Le ministre de la Sécurité intérieure Omer Barlev assistant à une réunion des Travaillistes à la Knesset, à Jérusalem, le 16 mai 2022. (Crédit : Olivier Fitoussi/Flash90)

Le ministre de la Sécurité intérieure Omer Barlev a salué l’enquête complète du ministère de la Justice pour avoir « officiellement révélé la vérité » et « prouvé que les dures allégations contre la police étaient de fausses accusations sans aucun lien avec la réalité. » Barlev a déclaré que les activités illégales soulevées par l’enquête « seront traitées et corrigées par la police israélienne. »

Pegasus est un outil extrêmement puissant d’une mise en œuvre extrêmement discrète – sans aucune action de l’utilisateur – permettant à l’opérateur du logiciel d’accéder à distance à toutes les données et fonctionnalités d’un téléphone. Il permet également aux opérateurs d’écouter les appels et d’être utilisé comme dispositif d’écoute. NSO affirme que la version « Saifan » du logiciel utilisé en Israël est plus limitée et possède moins de capacités.

L’équipe du ministère de la Justice a déclaré qu’elle n’a trouvé aucune indication que la police israélienne ait intentionnellement dépassé les limites des cyber-mandats qu’elle a reçus, et qu’elle n’a utilisé aucune des informations reçues, mais que néanmoins, elle aurait dû ajuster la portée du logiciel pour ne recevoir que les données approuvées dans le cadre du mandat.

Outre une série de recommandations sur la manière d’utiliser ces moyens technologiques, l’enquête suggère que le procureur général approuve toutes ces nouvelles technologies, qu’une équipe soit créée pour travailler avec le service juridique de la police et qu’une meilleure surveillance de ces questions soit mise en place.

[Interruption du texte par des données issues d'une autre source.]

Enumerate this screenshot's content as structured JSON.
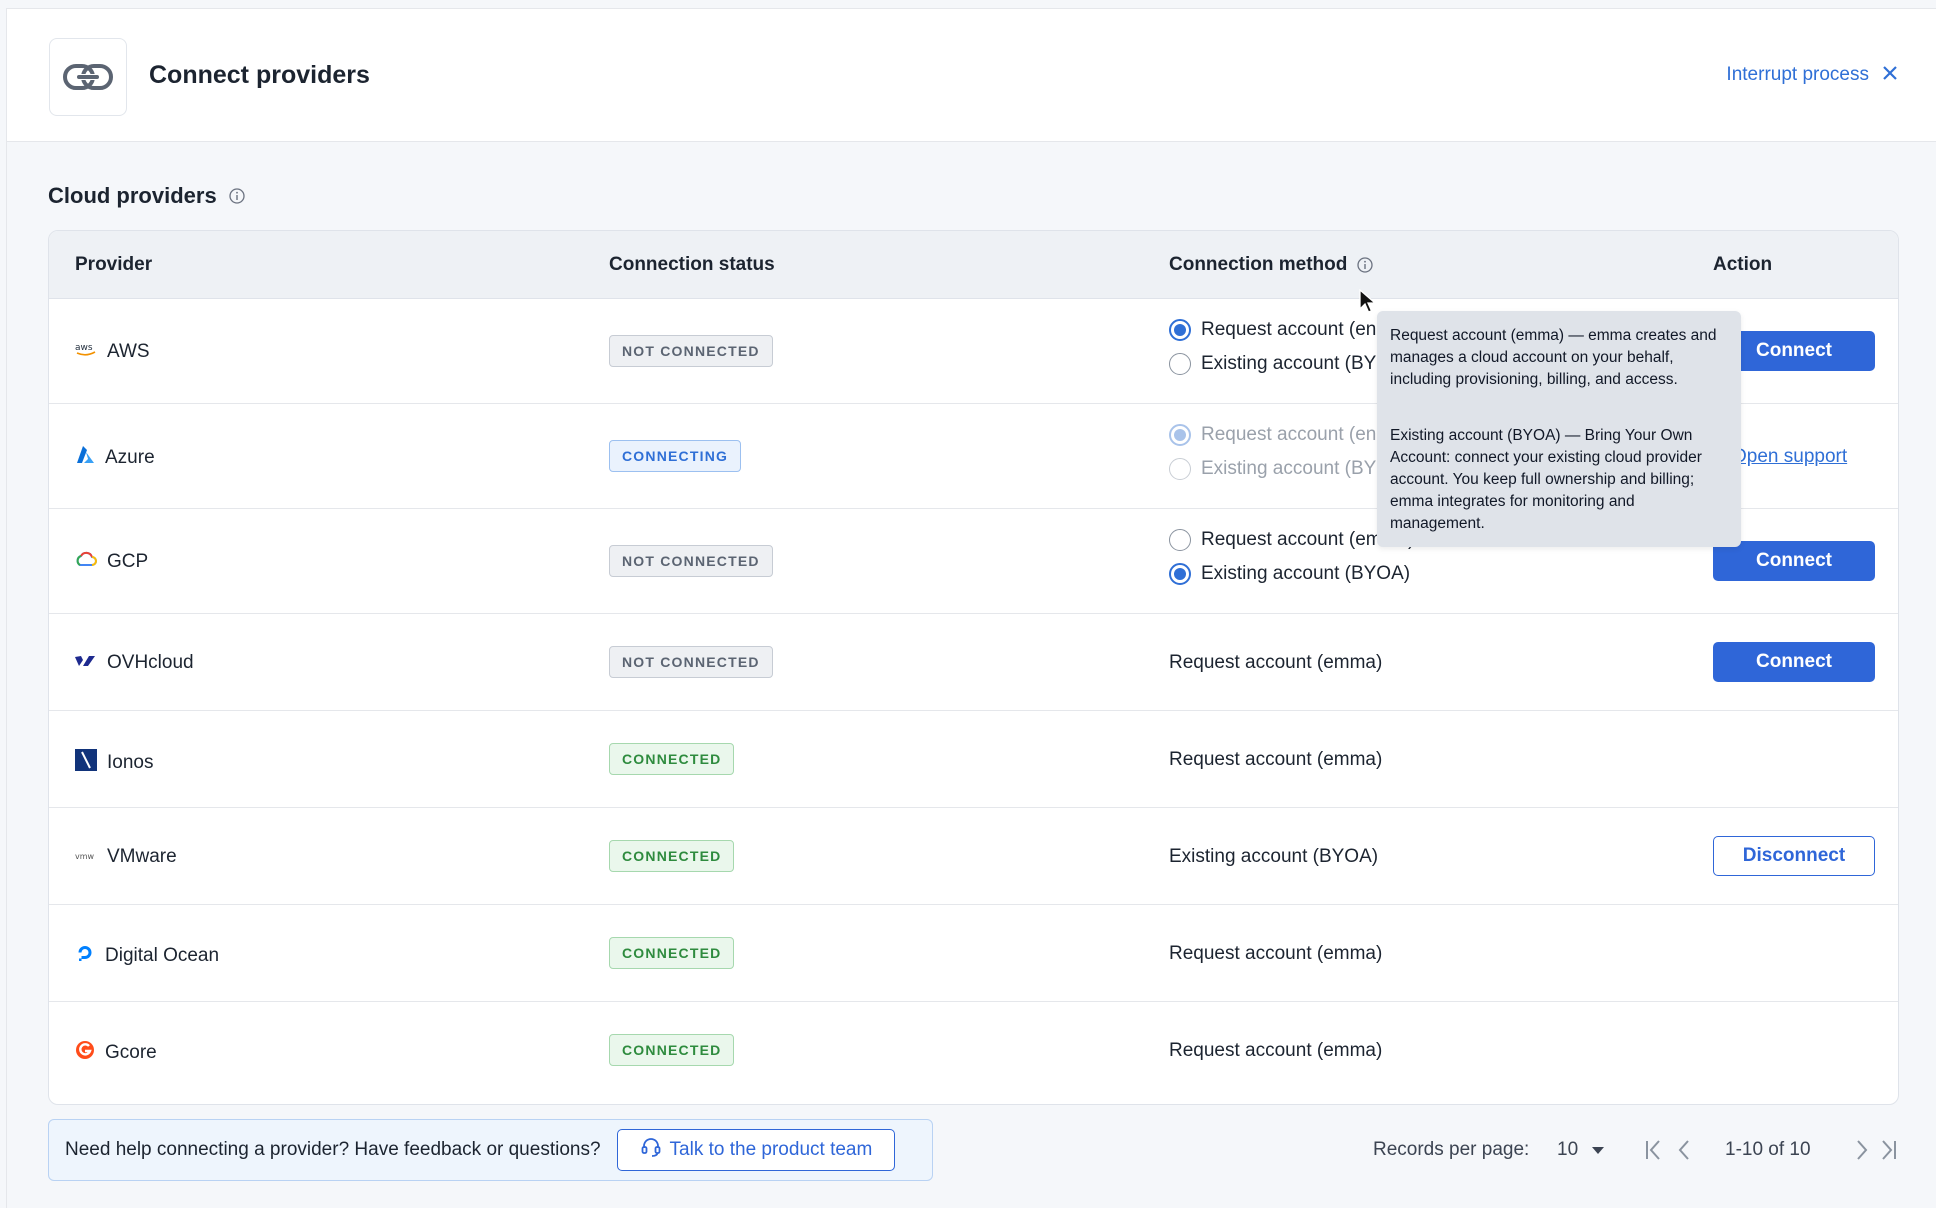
{
  "header": {
    "title": "Connect providers",
    "interrupt_label": "Interrupt process"
  },
  "section": {
    "title": "Cloud providers"
  },
  "table": {
    "columns": {
      "provider": "Provider",
      "status": "Connection status",
      "method": "Connection method",
      "action": "Action"
    },
    "rows": [
      {
        "name": "AWS",
        "status": "NOT CONNECTED",
        "method_a": "Request account (en",
        "method_b": "Existing account (BY",
        "action": "Connect"
      },
      {
        "name": "Azure",
        "status": "CONNECTING",
        "method_a": "Request account (en",
        "method_b": "Existing account (BY",
        "action": "Open support"
      },
      {
        "name": "GCP",
        "status": "NOT CONNECTED",
        "method_a": "Request account (emma)",
        "method_b": "Existing account (BYOA)",
        "action": "Connect"
      },
      {
        "name": "OVHcloud",
        "status": "NOT CONNECTED",
        "method": "Request account (emma)",
        "action": "Connect"
      },
      {
        "name": "Ionos",
        "status": "CONNECTED",
        "method": "Request account (emma)"
      },
      {
        "name": "VMware",
        "status": "CONNECTED",
        "method": "Existing account (BYOA)",
        "action": "Disconnect"
      },
      {
        "name": "Digital Ocean",
        "status": "CONNECTED",
        "method": "Request account (emma)"
      },
      {
        "name": "Gcore",
        "status": "CONNECTED",
        "method": "Request account (emma)"
      }
    ]
  },
  "tooltip": {
    "p1": "Request account (emma) — emma creates and manages a cloud account on your behalf, including provisioning, billing, and access.",
    "p2": "Existing account (BYOA) — Bring Your Own Account: connect your existing cloud provider account. You keep full ownership and billing; emma integrates for monitoring and management."
  },
  "footer": {
    "help_text": "Need help connecting a provider? Have feedback or questions?",
    "talk_button": "Talk to the product team",
    "records_label": "Records per page:",
    "records_value": "10",
    "range": "1-10 of 10"
  },
  "icons": {
    "aws": "aws-logo-icon",
    "azure": "azure-logo-icon",
    "gcp": "gcp-logo-icon",
    "ovh": "ovhcloud-logo-icon",
    "ionos": "ionos-logo-icon",
    "vmware": "vmware-logo-icon",
    "digitalocean": "digitalocean-logo-icon",
    "gcore": "gcore-logo-icon"
  },
  "colors": {
    "accent": "#2f66d8",
    "connected": "#2e8b3e",
    "connecting": "#2f6fd6",
    "not_connected": "#5b6472"
  }
}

La procureure générale adjointe Amit Marari. (Crédit : Avec l’aimable autorisation)

Dans sa propre déclaration en réponse à l’enquête, la police israélienne a déclaré que les « graves allégations contre la conduite de la police se sont avérées fausses, mais ont malheureusement causé un grand préjudice à la confiance du public dans la police. »

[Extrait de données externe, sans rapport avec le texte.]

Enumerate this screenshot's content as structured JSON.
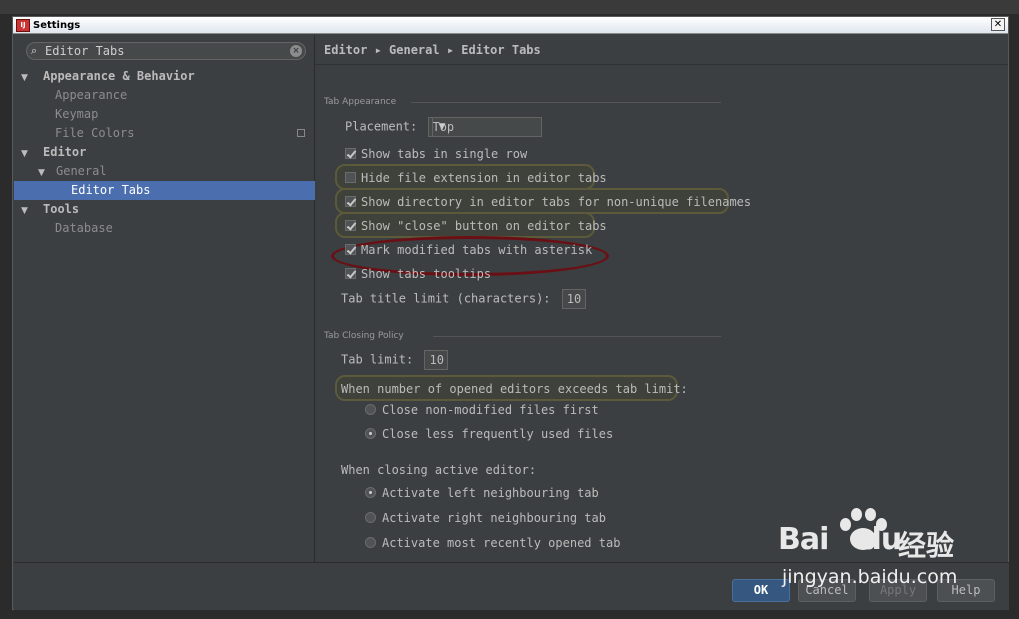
{
  "window": {
    "title": "Settings",
    "close_glyph": "✕",
    "app_icon_label": "IJ"
  },
  "search": {
    "value": "Editor Tabs",
    "search_glyph": "🔍",
    "clear_glyph": "×"
  },
  "sidebar": {
    "items": [
      {
        "label": "Appearance & Behavior",
        "arrow": "▼"
      },
      {
        "label": "Appearance"
      },
      {
        "label": "Keymap"
      },
      {
        "label": "File Colors"
      },
      {
        "label": "Editor",
        "arrow": "▼"
      },
      {
        "label": "General",
        "arrow": "▼"
      },
      {
        "label": "Editor Tabs"
      },
      {
        "label": "Tools",
        "arrow": "▼"
      },
      {
        "label": "Database"
      }
    ]
  },
  "breadcrumb": "Editor ▸ General ▸ Editor Tabs",
  "tab_appearance": {
    "title": "Tab Appearance",
    "placement_label": "Placement:",
    "placement_value": "Top",
    "placement_dd": "▼",
    "options": [
      {
        "label": "Show tabs in single row",
        "checked": true
      },
      {
        "label": "Hide file extension in editor tabs",
        "checked": false
      },
      {
        "label": "Show directory in editor tabs for non-unique filenames",
        "checked": true
      },
      {
        "label": "Show \"close\" button on editor tabs",
        "checked": true
      },
      {
        "label": "Mark modified tabs with asterisk",
        "checked": true
      },
      {
        "label": "Show tabs tooltips",
        "checked": true
      }
    ],
    "title_limit_label": "Tab title limit (characters):",
    "title_limit_value": "10"
  },
  "tab_closing": {
    "title": "Tab Closing Policy",
    "tab_limit_label": "Tab limit:",
    "tab_limit_value": "10",
    "exceed_label": "When number of opened editors exceeds tab limit:",
    "exceed_options": [
      {
        "label": "Close non-modified files first",
        "selected": false
      },
      {
        "label": "Close less frequently used files",
        "selected": true
      }
    ],
    "closing_label": "When closing active editor:",
    "closing_options": [
      {
        "label": "Activate left neighbouring tab",
        "selected": true
      },
      {
        "label": "Activate right neighbouring tab",
        "selected": false
      },
      {
        "label": "Activate most recently opened tab",
        "selected": false
      }
    ]
  },
  "buttons": {
    "ok": "OK",
    "cancel": "Cancel",
    "apply": "Apply",
    "help": "Help"
  },
  "watermark": {
    "logo": "Bai",
    "logo2": "du",
    "cn": "经验",
    "url": "jingyan.baidu.com"
  },
  "colors": {
    "accent": "#4b6eaf",
    "primary_button": "#365880",
    "highlight_ring": "#5c5a3a",
    "annotation_red": "#6a0f14"
  }
}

Une source policière a déclaré à la Douzième chaîne que la suspension de son utilisation légitime du logiciel espion au cours des derniers mois, alors que l’enquête sur les allégations d’utilisation abusive était menée, « a empêché les enquêteurs de déjouer 10 meurtres qui auraient pu être arrêtés par l’utilisation du logiciel espion, ainsi que des cas de pédophilie sur Internet ».

L’équipe du ministère de la Justice a déclaré avoir consacré des centaines d’heures de travail et tenu une cinquantaine de réunions au cours des six derniers mois pour enquêter de manière approfondie sur ces allégations, en collaboration avec des experts techniques et tous les fonctionnaires concernés par l’affaire – ainsi qu’avec les rédacteurs de Calcalist. Elle a également indiqué qu’elle avait vérifié ces allégations pour d’autres logiciels gérés par la police israélienne, outre Pegasus, le logiciel espion tant controversé.

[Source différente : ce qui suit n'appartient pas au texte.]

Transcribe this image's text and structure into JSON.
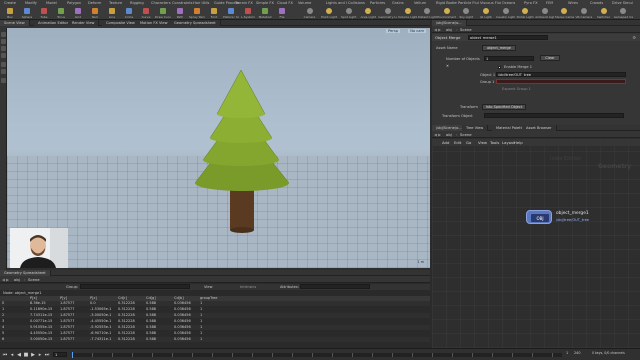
{
  "shelf": {
    "tabs": [
      "Create",
      "Modify",
      "Model",
      "Polygon",
      "Deform",
      "Texture",
      "Rigging",
      "Characters",
      "Constraints",
      "Hair Utils",
      "Guide Process",
      "Terrain FX",
      "Simple FX",
      "Cloud FX",
      "Volume"
    ],
    "right_tabs": [
      "Lights and Cameras",
      "Collisions",
      "Particles",
      "Grains",
      "Vellum",
      "Rigid Bodies",
      "Particle Fluids",
      "Viscous Fluids",
      "Oceans",
      "Pyro FX",
      "FEM",
      "Wires",
      "Crowds",
      "Drive Simulation"
    ],
    "tools": [
      "Box",
      "Sphere",
      "Tube",
      "Torus",
      "Grid",
      "Null",
      "Line",
      "Circle",
      "Curve",
      "Draw Curve",
      "Path",
      "Spray Paint",
      "Font",
      "Platonic Solids",
      "L-System",
      "Metaball",
      "File"
    ],
    "light_tools": [
      "Camera",
      "Point Light",
      "Spot Light",
      "Area Light",
      "Geometry Light",
      "Volume Light",
      "Distant Light",
      "Environment Light",
      "Sky Light",
      "GI Light",
      "Caustic Light",
      "Portal Light",
      "Ambient Light",
      "Stereo Camera",
      "VR Camera",
      "Switcher",
      "Gamepad Camera"
    ]
  },
  "viewer": {
    "tabs": [
      "Scene View",
      "Animation Editor",
      "Render View",
      "Composite View",
      "Motion FX View",
      "Geometry Spreadsheet"
    ],
    "path": [
      "obj",
      "Scene"
    ],
    "title": "View",
    "persp_label": "Persp",
    "cam_label": "No cam",
    "units": "1 m"
  },
  "sheet": {
    "tab": "Geometry Spreadsheet",
    "path": [
      "obj",
      "Scene"
    ],
    "node_label": "Node: object_merge1",
    "group_label": "Group:",
    "view_label": "View",
    "intrinsics_label": "Intrinsics",
    "attributes_label": "Attributes:",
    "headers": [
      "",
      "P[x]",
      "P[y]",
      "P[z]",
      "Cd[r]",
      "Cd[g]",
      "Cd[b]",
      "groupTree"
    ],
    "rows": [
      [
        "0",
        "8.36e-15",
        "1.87577",
        "0.0",
        "0.312228",
        "0.588",
        "0.036456",
        "1"
      ],
      [
        "1",
        "0.11690e-15",
        "1.87577",
        "-1.53065e-1",
        "0.312228",
        "0.588",
        "0.036456",
        "1"
      ],
      [
        "2",
        "7.74311e-15",
        "1.87577",
        "-3.00050e-1",
        "0.312228",
        "0.588",
        "0.036456",
        "1"
      ],
      [
        "3",
        "0.00771e-15",
        "1.87577",
        "-4.45550e-1",
        "0.312228",
        "0.588",
        "0.036456",
        "1"
      ],
      [
        "4",
        "5.91555e-15",
        "1.87577",
        "-5.92555e-1",
        "0.312228",
        "0.588",
        "0.036456",
        "1"
      ],
      [
        "5",
        "4.45550e-15",
        "1.87577",
        "-6.90710e-1",
        "0.312228",
        "0.588",
        "0.036456",
        "1"
      ],
      [
        "6",
        "3.00050e-15",
        "1.87577",
        "-7.74311e-1",
        "0.312228",
        "0.588",
        "0.036456",
        "1"
      ]
    ]
  },
  "timeline": {
    "frame": "1",
    "start": "1",
    "end": "240",
    "status": "0 keys, 0/0 channels"
  },
  "params": {
    "tab_path": [
      "obj",
      "Scene"
    ],
    "node_type": "Object Merge",
    "node_name": "object_merge1",
    "asset_name_label": "Asset Name",
    "asset_name_value": "object_merge",
    "num_objects_label": "Number of Objects",
    "num_objects_value": "1",
    "clear_label": "Clear",
    "enable_merge_label": "Enable Merge 1",
    "object1_label": "Object 1",
    "object1_value": "/obj/tree/OUT_tree",
    "group1_label": "Group 1",
    "expand_group_label": "Expand Group 1",
    "transform_label": "Transform",
    "transform_value": "Into Specified Object",
    "transform_object_label": "Transform Object"
  },
  "network": {
    "tabs": [
      "/obj/Scene/o...",
      "Tree View",
      "Material Palette",
      "Asset Browser"
    ],
    "path": [
      "obj",
      "Scene"
    ],
    "menu": [
      "Add",
      "Edit",
      "Go",
      "View",
      "Tools",
      "Layout",
      "Help"
    ],
    "watermark_top": "Indie Edition",
    "watermark_main": "Geometry",
    "node_name": "object_merge1",
    "node_comment": "/obj/tree/OUT_tree"
  },
  "colors": {
    "accent": "#f0a030",
    "tree_green": "#7a9a2a",
    "trunk_brown": "#5a3b22",
    "node_blue": "#5a78c0"
  }
}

La publication initiale par Calcalist d’une enquête au début de cette année a provoqué une onde de choc dans la société israélienne et l’échelon politique. Le rapport d’enquête affirmait sans preuve que des dizaines de personnalités de premier plan – dont d’anciens directeurs de ministère, des personnalités du monde des affaires et des membres de la famille et des associés de l’ancien Premier ministre Benjamin Netanyahu – étaient espionnées par la police. Des députés de tout l’éventail politique avaient exigé une enquête d’État sur cette affaire.

Pourtant, l’affaire a commencé à se désintégrer après que l’enquête initiale du ministère de la Justice n’a trouvé aucune preuve de la véracité de la grande majorité des allégations.

L’enquête initiale du site Calcalist affirmait que plus de 30 personnes avaient été illégalement piratées par la police, dont Avner Netanyahu, le fils de l’ancien Premier ministre, l’homme d’affaires réputé Rami Levy, Ilan Yeshua, l’ancien PDG de Walla, la maire de Netanya Miriam Feirberg et une série de militants.

Les allégations ont également été mêlées au procès pour corruption de Benjamin Netanyahu, bien que les procureurs aient déclaré que tous les cas de piratage téléphonique liés à l’enquête sur l’ancien Premier ministre ont été effectués avec un mandat.